I was hired to assist in the sale of a grand, colonial-style home in rural Vermont. During the house healing, I saw several images from an earlier era, including the image of a woman churning butter. As it turns out, while my clients had lived in this house, they had cared for cows and, indeed, had made their own butter. In Vermont, they had chosen to live a rustic, farming lifestyle. Although, they loved the idea of having a small farm, they were not enamored with the actuality of it. They knew that they wanted and needed to let go of their vision of increased self-sufficiency, and, yet, their house would not sell. An aspect of their lifestyle in Vermont remained compelling to them.
This couple had successfully re-created a scene from a past life for which they had been nostalgic. It was a life from a simpler time that had been quite satisfying. We can use our past life experiences to provide us with information about our present life situations. However, often what worked for us in one context does not continue to work for us once our context has shifted. Hence, a living strategy that was enjoyable in a past life may not serve us in this life. In other words, although my clients were once again churning butter, that lifestyle did not provide the same level of satisfaction in this lifetime as it had before.

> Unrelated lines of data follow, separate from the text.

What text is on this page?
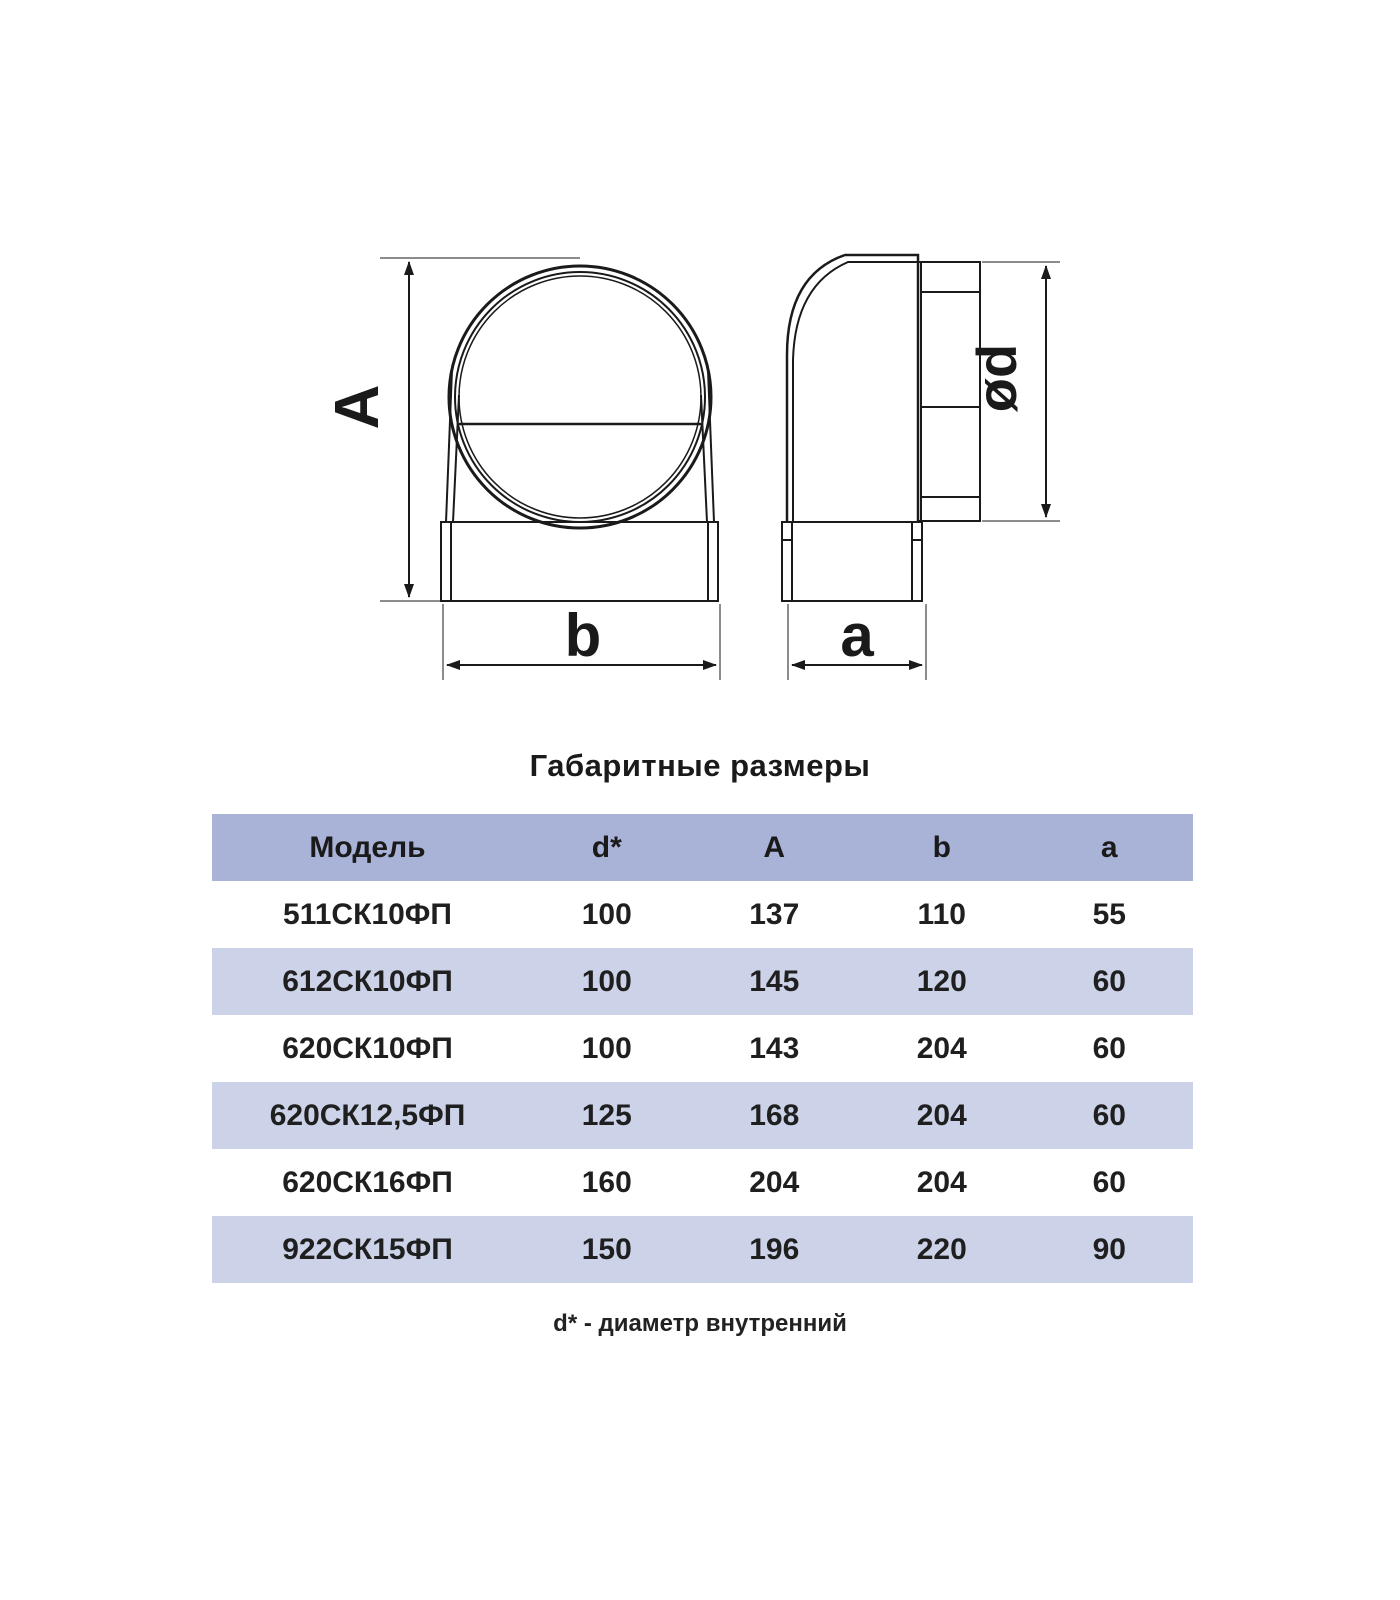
A
b
ød
a
Габаритные размеры
Модель	d*	A	b	a
511СК10ФП	100	137	110	55
612СК10ФП	100	145	120	60
620СК10ФП	100	143	204	60
620СК12,5ФП	125	168	204	60
620СК16ФП	160	204	204	60
922СК15ФП	150	196	220	90
d* - диаметр внутренний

In order to sell their home, this couple had to release their attachment to that former lifestyle. They had associated their rustic lifestyle with the satisfaction that they had felt in that past life. When they began yearning for satisfaction in this life, they re-connected with that former lifestyle in an attempt to regain the satisfaction. However, it was not the lifestyle that they desired, but rather the ability to create a satisfying way of life in their current context. They could not sell their house until they recognized that their happiness in this lifetime would not arise from revisiting the past, but would develop as they engage with themselves in the context of this life’s journey. They were being asked to grow in a new direction.
The gift of the awareness of that past life is the remembrance of the satisfaction that life offers. Each of us continually explores our unfolding dreams and desires. We are forever changing, and what suits us is forever changing as well. Part of the simplicity of ‘now’ is releasing our attachment to what no longer is (as well as what has not yet occurred). In this story, since the sale of their Vermont house, my clients have happily chosen to live in an elegant home in the southwest that better supports who they are now.
If you find yourself drawn to something that you think that you should enjoy, but do not actually enjoy, consider the possibility that what you desire is the recovery of a lost aspect of yourself.
Create the life that now best suits you!